Justice Navin Chawla said that Choksi, through his counsel, advocate Vijay Aggarwal, is allowed to file a civil suit as what is being alleged as infringement by him is a private right and cannot be granted by the court.
Referring to an earlier order, passed by a division bench of the Delhi HC in another matter, the court refused to grant him a pre-release viewing while reiterating that there are no regulations to control the content on OTT media services.
Choksi had moved the Delhi HC against a docu-series to be aired by Netflix.
“Bad Boy Billionaires” focuses on the alleged fraud committed by many high-profile business tycoons in India. The poster, released by Netflix, shows Choksi’s nephew Modi, among other businessmen, who have been arrested by investigating agencies, according to advocate Aggarwal.
On Friday, Aggarwal, appearing for Choksi, said that he may be given a pre-release screening to see if the docu-series contains any material that might malign his client.
However, countering his submissions, senior advocate Neeraj Kishan Kaul, appearing for Netflix, said that there is no regulation in India to control OTT content. He said that only two minutes have been dedicated to Choksi in the episode on Modi in the docu-series.
He submitted that in the two minutes on Choksi, several interviews that he had given to news channels and media outlets have been showcased and all of them are in public domain. He also contended that there is no relevance to Choksi’s court cases in the docu-series.

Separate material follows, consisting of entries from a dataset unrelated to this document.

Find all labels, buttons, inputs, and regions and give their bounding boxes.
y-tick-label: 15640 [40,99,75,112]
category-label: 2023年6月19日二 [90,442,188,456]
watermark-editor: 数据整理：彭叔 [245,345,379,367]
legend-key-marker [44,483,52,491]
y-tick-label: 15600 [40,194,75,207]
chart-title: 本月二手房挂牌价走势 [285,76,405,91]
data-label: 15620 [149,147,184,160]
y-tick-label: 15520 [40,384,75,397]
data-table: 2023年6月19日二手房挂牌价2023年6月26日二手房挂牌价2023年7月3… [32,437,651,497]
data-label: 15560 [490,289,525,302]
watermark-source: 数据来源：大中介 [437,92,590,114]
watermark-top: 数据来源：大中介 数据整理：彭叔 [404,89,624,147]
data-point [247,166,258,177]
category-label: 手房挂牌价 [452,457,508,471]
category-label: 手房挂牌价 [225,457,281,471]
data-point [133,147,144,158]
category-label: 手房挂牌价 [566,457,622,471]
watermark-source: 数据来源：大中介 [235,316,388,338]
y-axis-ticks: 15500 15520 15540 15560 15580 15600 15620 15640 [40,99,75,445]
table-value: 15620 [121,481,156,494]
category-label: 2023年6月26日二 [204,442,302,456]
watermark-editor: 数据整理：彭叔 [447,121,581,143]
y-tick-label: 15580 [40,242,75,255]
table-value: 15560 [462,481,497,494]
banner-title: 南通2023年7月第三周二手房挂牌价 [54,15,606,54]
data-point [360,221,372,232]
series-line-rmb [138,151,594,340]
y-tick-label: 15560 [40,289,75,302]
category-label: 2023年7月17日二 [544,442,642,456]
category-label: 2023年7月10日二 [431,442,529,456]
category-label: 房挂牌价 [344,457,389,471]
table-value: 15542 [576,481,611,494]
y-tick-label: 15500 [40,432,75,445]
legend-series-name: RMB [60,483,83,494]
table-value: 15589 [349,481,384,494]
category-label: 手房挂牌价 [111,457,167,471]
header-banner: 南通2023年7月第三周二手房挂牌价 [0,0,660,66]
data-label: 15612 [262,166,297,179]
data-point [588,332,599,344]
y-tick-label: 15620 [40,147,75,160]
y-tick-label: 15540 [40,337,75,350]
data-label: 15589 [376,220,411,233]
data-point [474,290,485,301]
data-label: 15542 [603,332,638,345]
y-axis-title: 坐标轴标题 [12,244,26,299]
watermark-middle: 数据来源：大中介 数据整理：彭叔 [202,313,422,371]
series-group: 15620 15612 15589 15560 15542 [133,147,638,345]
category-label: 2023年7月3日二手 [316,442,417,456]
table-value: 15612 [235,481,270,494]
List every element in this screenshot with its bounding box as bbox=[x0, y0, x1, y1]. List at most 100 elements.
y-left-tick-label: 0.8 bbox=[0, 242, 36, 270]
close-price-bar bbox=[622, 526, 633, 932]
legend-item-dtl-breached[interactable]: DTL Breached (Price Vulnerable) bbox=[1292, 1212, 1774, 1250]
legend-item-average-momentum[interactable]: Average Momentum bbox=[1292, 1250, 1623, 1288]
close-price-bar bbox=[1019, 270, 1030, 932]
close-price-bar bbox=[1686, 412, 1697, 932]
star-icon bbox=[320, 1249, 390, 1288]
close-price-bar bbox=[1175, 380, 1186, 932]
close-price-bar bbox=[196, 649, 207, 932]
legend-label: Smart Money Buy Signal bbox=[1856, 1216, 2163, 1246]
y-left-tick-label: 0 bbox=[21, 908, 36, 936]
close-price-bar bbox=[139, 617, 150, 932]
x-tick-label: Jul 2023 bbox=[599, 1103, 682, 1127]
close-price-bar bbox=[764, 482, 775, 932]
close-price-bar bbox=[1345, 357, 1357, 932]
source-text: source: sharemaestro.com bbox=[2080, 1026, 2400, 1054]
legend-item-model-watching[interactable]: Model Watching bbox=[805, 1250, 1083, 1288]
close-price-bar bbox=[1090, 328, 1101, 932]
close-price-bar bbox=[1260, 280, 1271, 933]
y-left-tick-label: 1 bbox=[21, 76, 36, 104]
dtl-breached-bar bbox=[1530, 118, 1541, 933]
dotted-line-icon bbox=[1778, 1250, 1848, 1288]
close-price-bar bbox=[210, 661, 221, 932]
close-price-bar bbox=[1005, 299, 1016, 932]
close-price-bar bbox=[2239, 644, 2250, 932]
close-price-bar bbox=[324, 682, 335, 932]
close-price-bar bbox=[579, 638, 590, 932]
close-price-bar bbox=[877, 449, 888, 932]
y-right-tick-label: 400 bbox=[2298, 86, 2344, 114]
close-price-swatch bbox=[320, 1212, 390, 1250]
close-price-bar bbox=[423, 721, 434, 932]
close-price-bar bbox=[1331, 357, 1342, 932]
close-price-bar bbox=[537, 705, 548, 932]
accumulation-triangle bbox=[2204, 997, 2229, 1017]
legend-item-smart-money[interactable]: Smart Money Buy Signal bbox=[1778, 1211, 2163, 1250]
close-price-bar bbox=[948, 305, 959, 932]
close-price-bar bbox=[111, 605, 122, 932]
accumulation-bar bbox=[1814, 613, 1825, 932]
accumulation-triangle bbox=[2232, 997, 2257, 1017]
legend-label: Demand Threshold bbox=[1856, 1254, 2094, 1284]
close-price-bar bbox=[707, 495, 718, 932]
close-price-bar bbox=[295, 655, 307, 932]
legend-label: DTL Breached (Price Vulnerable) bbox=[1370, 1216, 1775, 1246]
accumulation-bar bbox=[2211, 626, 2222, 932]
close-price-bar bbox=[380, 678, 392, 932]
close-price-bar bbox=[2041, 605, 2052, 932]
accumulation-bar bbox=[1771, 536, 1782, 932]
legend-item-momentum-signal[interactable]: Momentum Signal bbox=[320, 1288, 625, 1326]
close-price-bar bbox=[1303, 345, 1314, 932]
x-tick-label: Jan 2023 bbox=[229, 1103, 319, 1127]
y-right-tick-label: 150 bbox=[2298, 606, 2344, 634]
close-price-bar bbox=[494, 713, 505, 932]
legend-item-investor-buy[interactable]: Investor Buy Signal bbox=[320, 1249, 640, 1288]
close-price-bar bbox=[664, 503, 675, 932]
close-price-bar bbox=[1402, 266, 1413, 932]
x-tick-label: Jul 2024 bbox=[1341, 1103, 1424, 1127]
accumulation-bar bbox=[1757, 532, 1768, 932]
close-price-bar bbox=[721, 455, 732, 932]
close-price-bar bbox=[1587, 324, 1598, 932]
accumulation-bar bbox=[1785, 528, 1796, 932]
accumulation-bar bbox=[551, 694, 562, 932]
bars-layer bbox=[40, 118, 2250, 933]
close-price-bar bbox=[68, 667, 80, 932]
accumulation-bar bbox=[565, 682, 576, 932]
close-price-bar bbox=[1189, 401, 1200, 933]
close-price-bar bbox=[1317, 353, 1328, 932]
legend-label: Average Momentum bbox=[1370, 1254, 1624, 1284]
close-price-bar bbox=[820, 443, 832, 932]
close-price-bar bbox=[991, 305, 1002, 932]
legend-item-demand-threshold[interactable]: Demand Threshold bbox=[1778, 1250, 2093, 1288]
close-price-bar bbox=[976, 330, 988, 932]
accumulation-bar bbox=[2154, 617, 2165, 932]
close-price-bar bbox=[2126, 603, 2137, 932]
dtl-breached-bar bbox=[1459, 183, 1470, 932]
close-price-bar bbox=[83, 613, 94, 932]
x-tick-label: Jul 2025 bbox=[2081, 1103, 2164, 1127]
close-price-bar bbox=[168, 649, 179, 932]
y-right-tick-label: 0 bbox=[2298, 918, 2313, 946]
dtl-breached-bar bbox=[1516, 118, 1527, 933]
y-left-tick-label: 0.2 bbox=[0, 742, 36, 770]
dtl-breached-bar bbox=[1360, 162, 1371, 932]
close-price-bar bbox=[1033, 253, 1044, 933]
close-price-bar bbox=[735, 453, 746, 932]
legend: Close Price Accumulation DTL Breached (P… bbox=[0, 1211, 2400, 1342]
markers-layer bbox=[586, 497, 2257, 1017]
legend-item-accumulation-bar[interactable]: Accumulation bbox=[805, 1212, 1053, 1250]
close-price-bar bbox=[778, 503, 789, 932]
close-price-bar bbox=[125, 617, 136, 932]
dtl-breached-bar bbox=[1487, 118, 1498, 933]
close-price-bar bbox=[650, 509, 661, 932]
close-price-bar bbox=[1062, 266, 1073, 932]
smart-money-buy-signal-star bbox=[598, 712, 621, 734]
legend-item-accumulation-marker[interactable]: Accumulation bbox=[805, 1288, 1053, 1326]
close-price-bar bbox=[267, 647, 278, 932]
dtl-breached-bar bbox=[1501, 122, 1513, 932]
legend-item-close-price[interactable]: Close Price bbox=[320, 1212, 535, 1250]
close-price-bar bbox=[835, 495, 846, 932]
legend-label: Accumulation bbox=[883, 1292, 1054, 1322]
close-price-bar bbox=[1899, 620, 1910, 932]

Senior advocate Dayan Krishnan, the counsel for the filmmakers, said that Choksi is a fugitive and has taken the citizenship of another country. He said Choksi must be barred from seeking legal relief in India because he took the citizenship of another country.
Krishnan also submitted that though Choksi knew about the docu-series since 2018, he chose not to move court and avail relief for the past two years.
The court dismissed the plea and asked Choksi to approach the appropriate forum.
Choksi, in his petition, had stated that he got to know of the docu-series’ release on August 24, when he saw the trailer following which he was flooded with phone calls.